All training parameters are stored in a separate config file.
The basic syntax is:
cd ADOP
./build/bin/adop_train --config configs/train_boat.iniMake again sure that the working directory is the ADOP root. Otherwise, the loss models will not be found.
Parameters
In ADOP/configs/ you will find the train configurations files that we used to create the pretrained models.

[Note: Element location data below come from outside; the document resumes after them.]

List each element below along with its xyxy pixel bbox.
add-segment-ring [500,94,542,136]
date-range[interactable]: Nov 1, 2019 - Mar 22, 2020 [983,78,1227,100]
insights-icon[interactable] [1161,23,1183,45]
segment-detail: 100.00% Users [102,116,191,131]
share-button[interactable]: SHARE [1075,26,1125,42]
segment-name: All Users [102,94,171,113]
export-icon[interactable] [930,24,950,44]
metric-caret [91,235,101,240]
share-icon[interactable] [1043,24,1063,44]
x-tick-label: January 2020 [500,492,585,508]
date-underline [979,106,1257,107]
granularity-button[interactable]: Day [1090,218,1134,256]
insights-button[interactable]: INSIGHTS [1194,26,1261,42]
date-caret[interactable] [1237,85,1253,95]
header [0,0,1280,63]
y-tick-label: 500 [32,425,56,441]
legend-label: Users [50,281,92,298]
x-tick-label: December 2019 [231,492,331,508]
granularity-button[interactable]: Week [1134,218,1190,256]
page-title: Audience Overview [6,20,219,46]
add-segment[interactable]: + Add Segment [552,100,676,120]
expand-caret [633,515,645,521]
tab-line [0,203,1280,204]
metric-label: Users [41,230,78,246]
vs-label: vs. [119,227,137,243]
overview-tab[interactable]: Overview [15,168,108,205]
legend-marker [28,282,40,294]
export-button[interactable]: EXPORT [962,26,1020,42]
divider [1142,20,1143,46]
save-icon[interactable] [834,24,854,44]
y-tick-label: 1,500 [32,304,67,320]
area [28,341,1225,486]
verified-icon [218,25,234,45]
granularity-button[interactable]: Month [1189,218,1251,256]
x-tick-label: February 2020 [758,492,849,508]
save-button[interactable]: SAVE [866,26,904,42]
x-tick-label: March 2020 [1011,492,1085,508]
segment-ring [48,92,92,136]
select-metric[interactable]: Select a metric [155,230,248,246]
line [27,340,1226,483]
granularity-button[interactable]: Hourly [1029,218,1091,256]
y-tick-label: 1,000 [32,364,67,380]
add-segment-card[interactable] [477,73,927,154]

We recommend to start with one these for your scenes.
- Choose
configs/train_boat.inias a starting point, if your scene has been captured with a high variation of exposure values. (> 5 Stops) - Choose
configs/train_tank_and_temples_multi.inias a starting point for indoor scenes or if the images have a similar exposure value.
Memory Consumption
Both of our reference training config files were created for a 40GB A100 GPU. If you run these on a lower-end GPU you will most likely run out of memory. The important config params that control memory consumption are:
# Settings for 40GB A100
# Size in pixels of the random crop during training
train_crop_size = 512
# How many crops are taken per image
inner_batch_size = 4
# How many images are batched together. One batch will have inner_batch_size x batch_size = 16 crops!
batch_size = 4# Settings for 12GB Titan V
train_crop_size = 256
inner_batch_size = 8
batch_size = 2Additionally, you will find that the point cloud size will also have a significant impact on memory consumption. On 12GB cards, we recommend to process only point clouds up to 100M points. Otherwise, the batch size will be too small for good results.
Duration
As you can see in configs, we usually train for 400 epochs.
This will take between 12-24h depending on scene size and training hardware.
However, after 100 epochs (3-6h) the novel view synthesis already works very well.
You can use this checkpoint in the adop_viewer to check if everything is working.
Camera Models
ADOP currently supports two different camera models. The Pinhole/Distortion camera model and the Omnidirectional camera model.
Pinhole/Distortion Camera Model
- The default model for photogrammetry software like COLMAP, Metashape and Capture Reality.
- Our implementation is found here: Pinhole Part and Distortion Part
Omnidirectional Camera Model
- A fisheye camera model extreme wide-angle angles.
- Our implementation is found here: Model
Extending ADOP with other Camera Models
- Implement the camera model and its derivative. The derivative should be returned as the Jacobian matrix.
- Implement the forward and backward projection function here.
- Add a new type here, update the rasterization code and the wrapper code.
Supplementary Material
The supplementary material is published on Zenodo:
https://zenodo.org/record/6759811
This directory includes:
- videos.zip
- Additional separated video clips of the scenes.
- Full-HD, 60 FPS
- colmap.zip
- The COLMAP reconstructions of our 5 scenes (boat + 4 tanks and temple scenes)
- Includes triangle meshes to compare other approaches.
- scenes.zip
- The preprocessed scenes in our scene format
- Required to run the pretrained model
- experiments.zip
- The pretrained models for all 5 scenes.
- The 4 tanks and temples scenes were trained simultaneously and are therefore combined into a single experiment. They also share the same rendering network.